Mustafa Kamal, who served as mayor until 2010, blamed sheer corruption and the gross incompetence of his political rivals, citing kickbacks on waste disposal contracts and even the diesel used to run the garbage trucks.
But current mayor Waseem Akhtar, elected in 2016, complains he has no money and no power, his authority taken away by the provincial government, which in turn has now brought in Chinese contractors to manage garbage disposal in at least two of the city’s five districts.
The government would pay the Chinese firm Rs2 billion ($20 million) each year, which, the officials claimed, was the least costly option by international standards, a report in the Dawn newspaper said.
Akhtar says local contractors can do the same work for lesser cost than being paid to the foreign contractor – and it beats localization also.
According to Mr. Amil Usmani, representative of Jeddah-based Urdu News daily paper, who recently interviewed Mayor Akhtar, said there was anywhere between 12 to 16 million tons of garbage in the city and sixty percent still remains in the neighborhoods and their alleys and streets. “It will take some time for Karachi’s problems to be solved,” the mayor told Mr.
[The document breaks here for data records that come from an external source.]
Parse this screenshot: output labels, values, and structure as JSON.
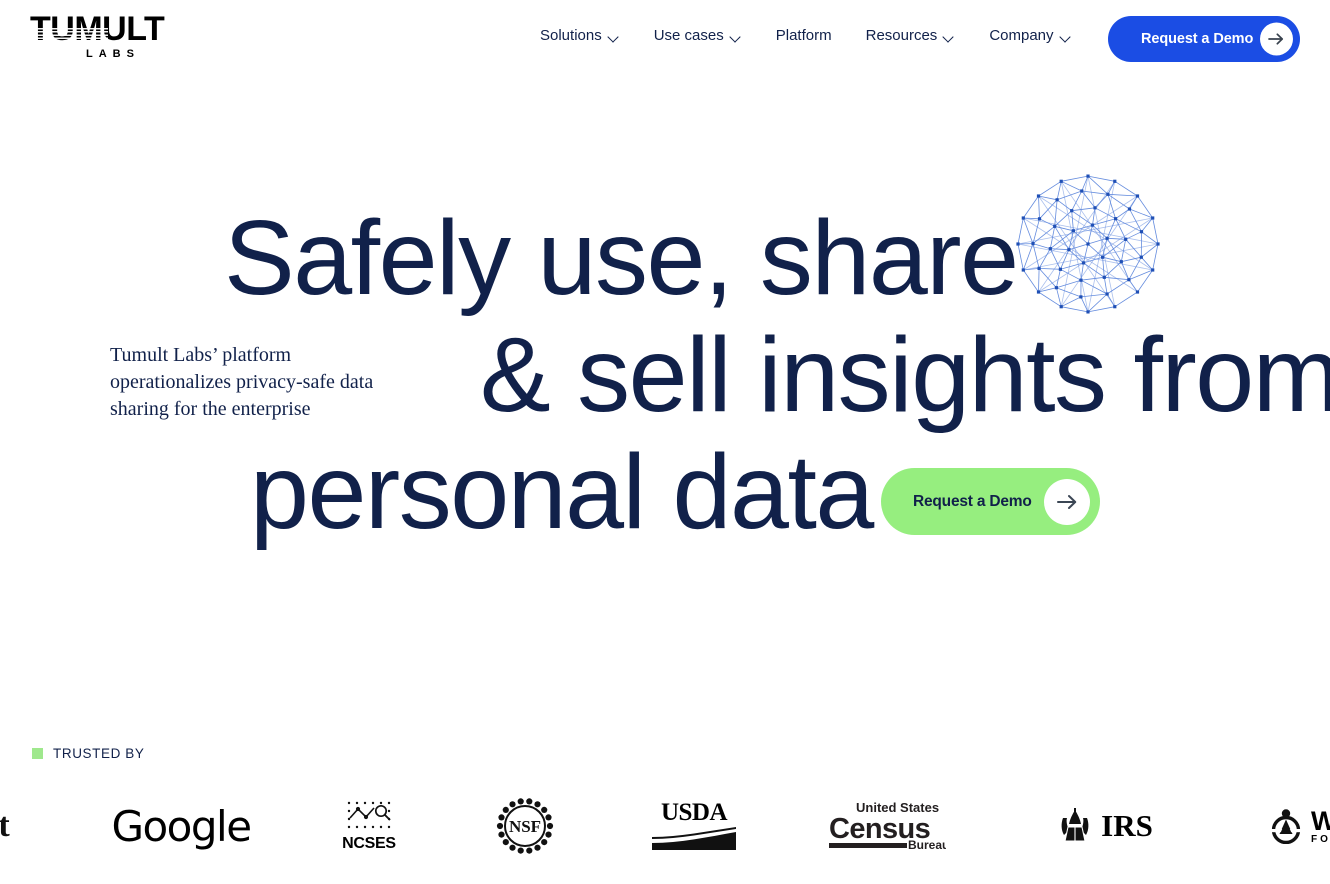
{
  "header": {
    "logo": {
      "word": "TUMULT",
      "sub": "LABS",
      "icon": "tumult-labs-logo"
    },
    "nav": [
      {
        "label": "Solutions",
        "has_chevron": true
      },
      {
        "label": "Use cases",
        "has_chevron": true
      },
      {
        "label": "Platform",
        "has_chevron": false
      },
      {
        "label": "Resources",
        "has_chevron": true
      },
      {
        "label": "Company",
        "has_chevron": true
      }
    ],
    "cta": {
      "label": "Request a Demo",
      "bg_color": "#1B4DE4",
      "text_color": "#FFFFFF",
      "icon": "arrow-right-icon"
    }
  },
  "hero": {
    "headline_lines": [
      "Safely use, share",
      "& sell insights from",
      "personal data"
    ],
    "headline_color": "#11214a",
    "subcopy": "Tumult Labs’ platform operationalizes privacy-safe data sharing for the enterprise",
    "cta": {
      "label": "Request a Demo",
      "bg_color": "#96EE7F",
      "text_color": "#11214a",
      "icon": "arrow-right-icon"
    },
    "decoration": {
      "name": "network-sphere-graphic",
      "color": "#2b5fd0"
    }
  },
  "trusted": {
    "bullet_color": "#9FE88D",
    "label": "TRUSTED BY",
    "logos": [
      {
        "name": "cut-off-logo",
        "text": "t"
      },
      {
        "name": "google-logo",
        "text": "Google"
      },
      {
        "name": "ncses-logo",
        "text": "NCSES"
      },
      {
        "name": "nsf-logo",
        "text": "NSF"
      },
      {
        "name": "usda-logo",
        "text": "USDA"
      },
      {
        "name": "census-bureau-logo",
        "line1": "United States",
        "line2": "Census",
        "line3": "Bureau"
      },
      {
        "name": "irs-logo",
        "text": "IRS"
      },
      {
        "name": "wikimedia-foundation-logo",
        "text": "WI",
        "sub": "FO"
      }
    ]
  }
}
Usmani.
Many believe the real fix can only come if authorities and citizens address the root of the problem: rampant consumption and waste by millions of residents in a city where there is no recycling, no attempt to curb the use of plastic and no one willing to take responsibility for cleaning up.
Admittedly, the provincial government needs to deliver, but for that, they also need Karachi’s help. Either the city’s residents ignore waste disposal rules or they lack the basic knowledge to keep the environment clean.
Mr. Usmani pointed out four basic reasons for the crisis: lack of civic sense of the mixed populace; lack of ownership of the city; absence of local government, and the fact that more than 50 percent of the population are economic migrants with no real stakes in the city.
Mr. Arjumand Azhar, a Karachi-based media personality says, “corruption, nepotism, misappropriation and mismanagement of funds have turned this once a beautiful city into a big garbage dump”.
Local culture must be “radically transformed”, warned KMC’s Mr. Zaman, according to AFP.
Riyadh-based IT and Training professional Abbasi has a different take on the issue. “I was in Karachi last weekend…not seen any thing as such. It’s all Indian propaganda to portray negative image of Pakistan.”
SWMB said it plans to transfer the garbage to a landfill site where it would establish a power plant to produce energy from the city’s garbage.